By the time I realized I had to much change, I was at my car and didn't really feel like turning back, but I knew I should have.

Well, short story made long, I felt so guilty this morning that I had to take it back to the store today. So glad I did. I know that .60 cents doesn't seem like a lot, but 60 vs. being a disobedient child of God when He clearly tells you this is not yours is so not worth it. I don't like guilt. I like truth!

I tried to rationalize the extra change as a "blessing" from God, but He wasn't having that. I tried to tell him, I will give it as an offering. He wasn't going for that either. I told Him, I would return it and so I did!

My basic motive is this. I don't want anything that the Lord does not want me to have. If it's not from Him, I don't want it. And I really don't think He wanted what I clearly knew wasn't mine to be given in his offering plate. I find it funny how easily I can rationalize what I have even when I know it's not mine. And before God too, like He can't see through me!

There are many things in our lives, even little things that don't seem like a big deal, BUT to God they mean everything.
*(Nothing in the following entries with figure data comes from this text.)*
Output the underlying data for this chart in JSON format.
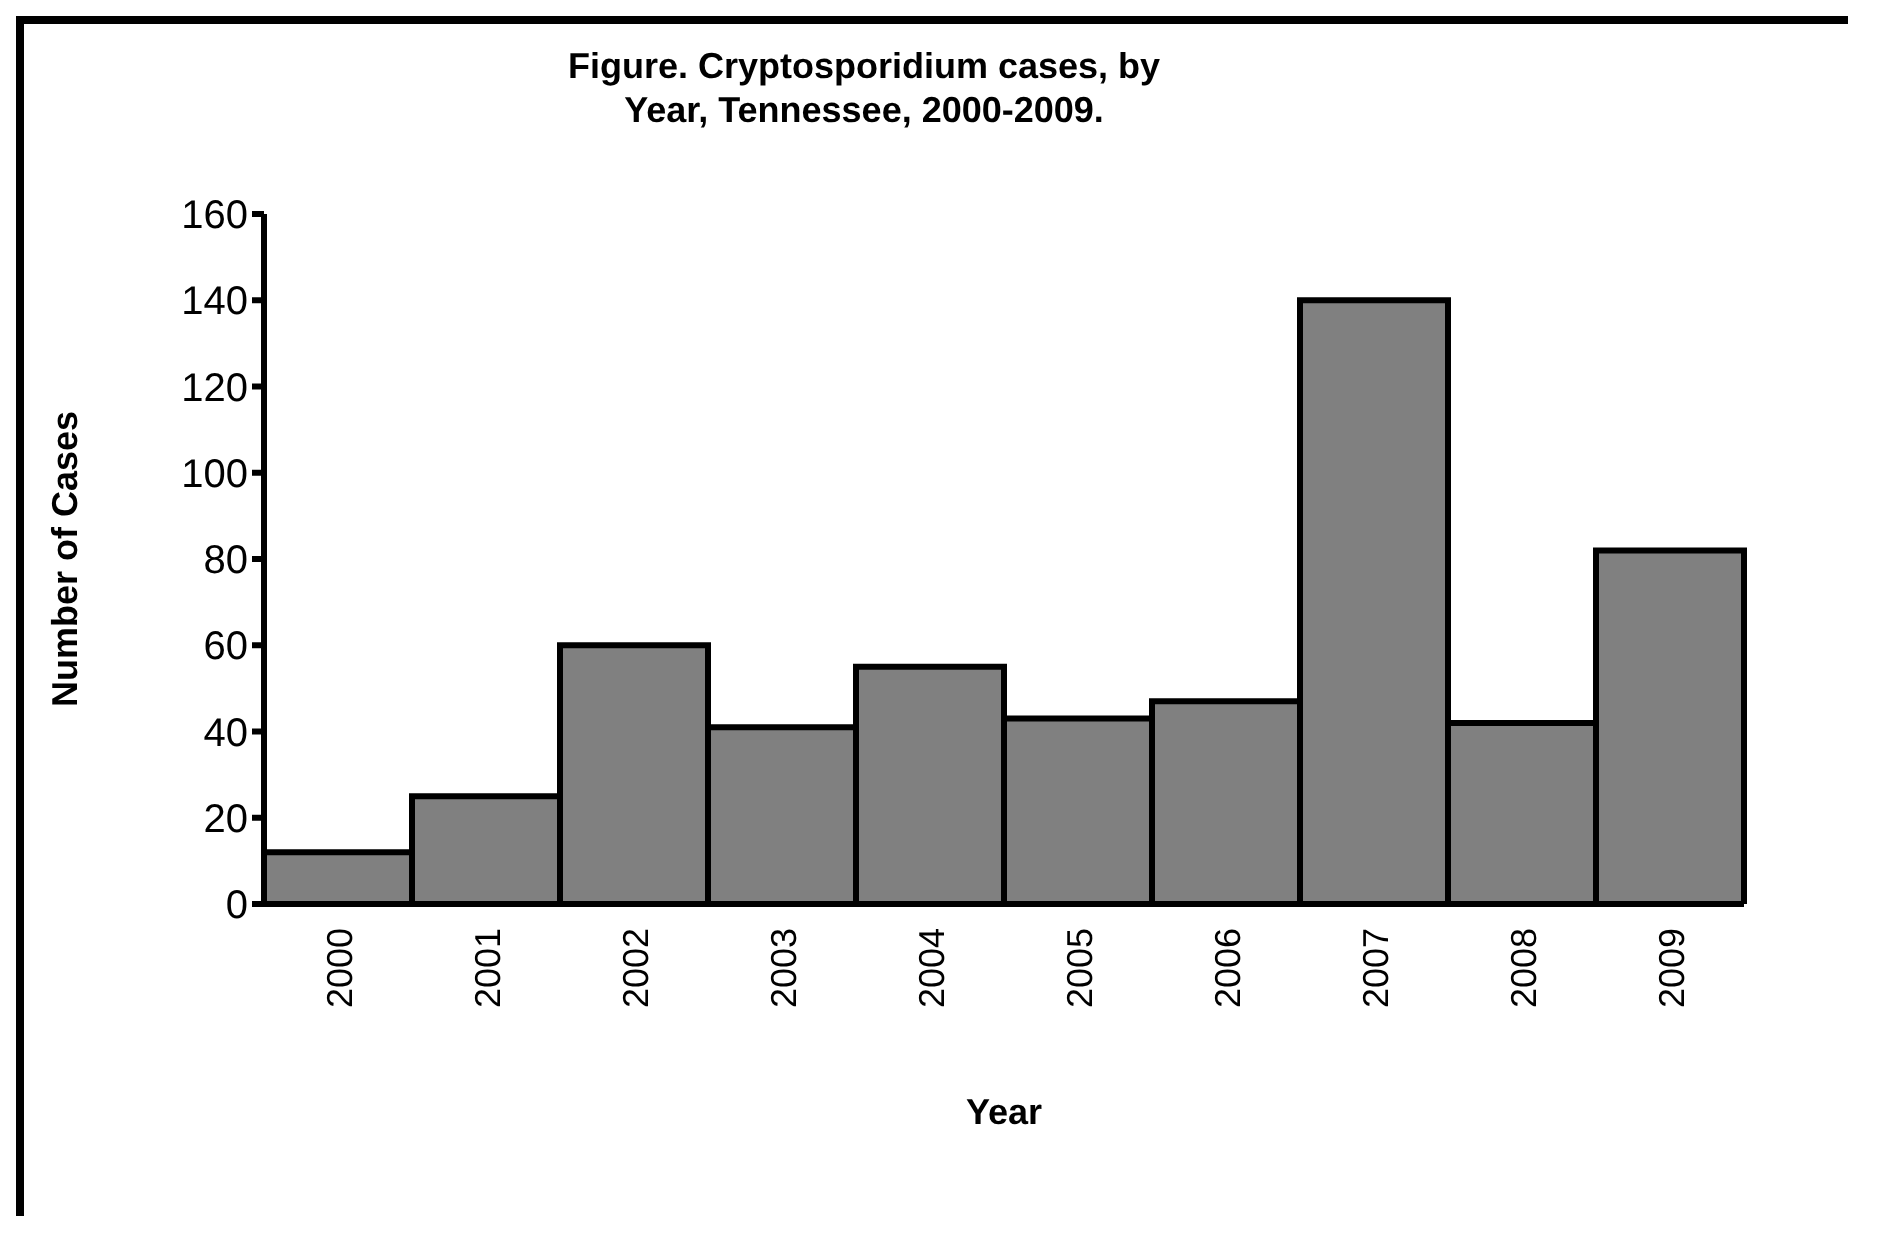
{
  "chart_data": {
    "type": "bar",
    "title": "Figure. Cryptosporidium cases, by Year, Tennessee, 2000-2009.",
    "xlabel": "Year",
    "ylabel": "Number of Cases",
    "categories": [
      "2000",
      "2001",
      "2002",
      "2003",
      "2004",
      "2005",
      "2006",
      "2007",
      "2008",
      "2009"
    ],
    "values": [
      12,
      25,
      60,
      41,
      55,
      43,
      47,
      140,
      42,
      82
    ],
    "color": "#808080",
    "ylim": [
      0,
      160
    ],
    "yticks": [
      0,
      20,
      40,
      60,
      80,
      100,
      120,
      140,
      160
    ],
    "grid": false,
    "legend": false
  }
}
The little habits that we think no one will notice. The things we hold onto even though we know God sees. Practices in our lives that might not necessarily be bad, but just not what the Lord wants for us. The spare change things in our life that God simply wants us to return and be rid of even if no one notices.
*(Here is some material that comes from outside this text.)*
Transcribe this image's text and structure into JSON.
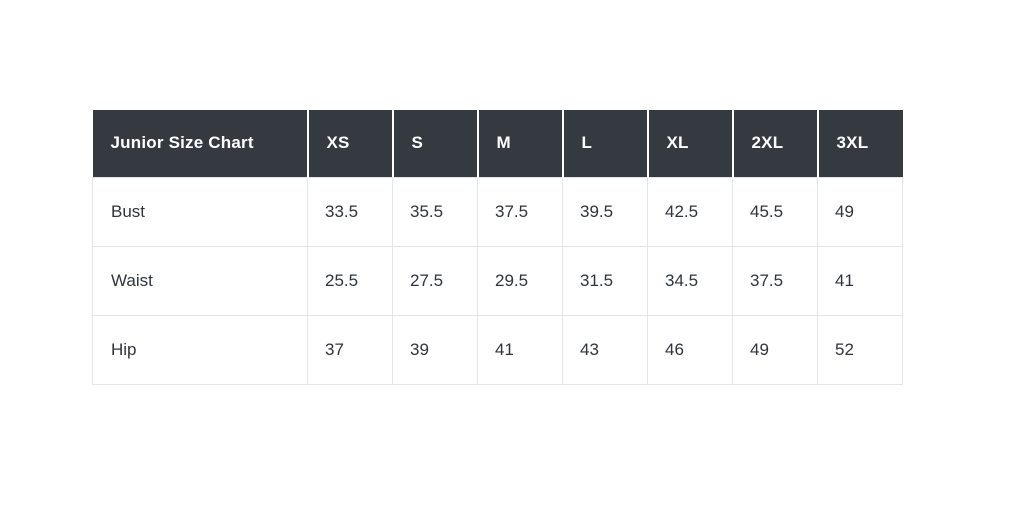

Lord, thank you for being a God of 200,000,000 chances. You forgive so freely, You speak so clearly, You instruct, curb and guide so fairly. Help us to follow you and listen to you as we walk though this life, making mistakes, but knowing that you are slow to anger and abounding in steadfast love. Thank you Lord for dealing with me. I love you.

1 comment:

  1. Beautiful prayer, I agree with you on the "little things" meaning everything to God. He sees our secret heart and that's the one He wants to change because the heart we portray and wear on the outside is already kind of cleaned up, manageable, rated G, acceptable for public display. Good heart check for me today.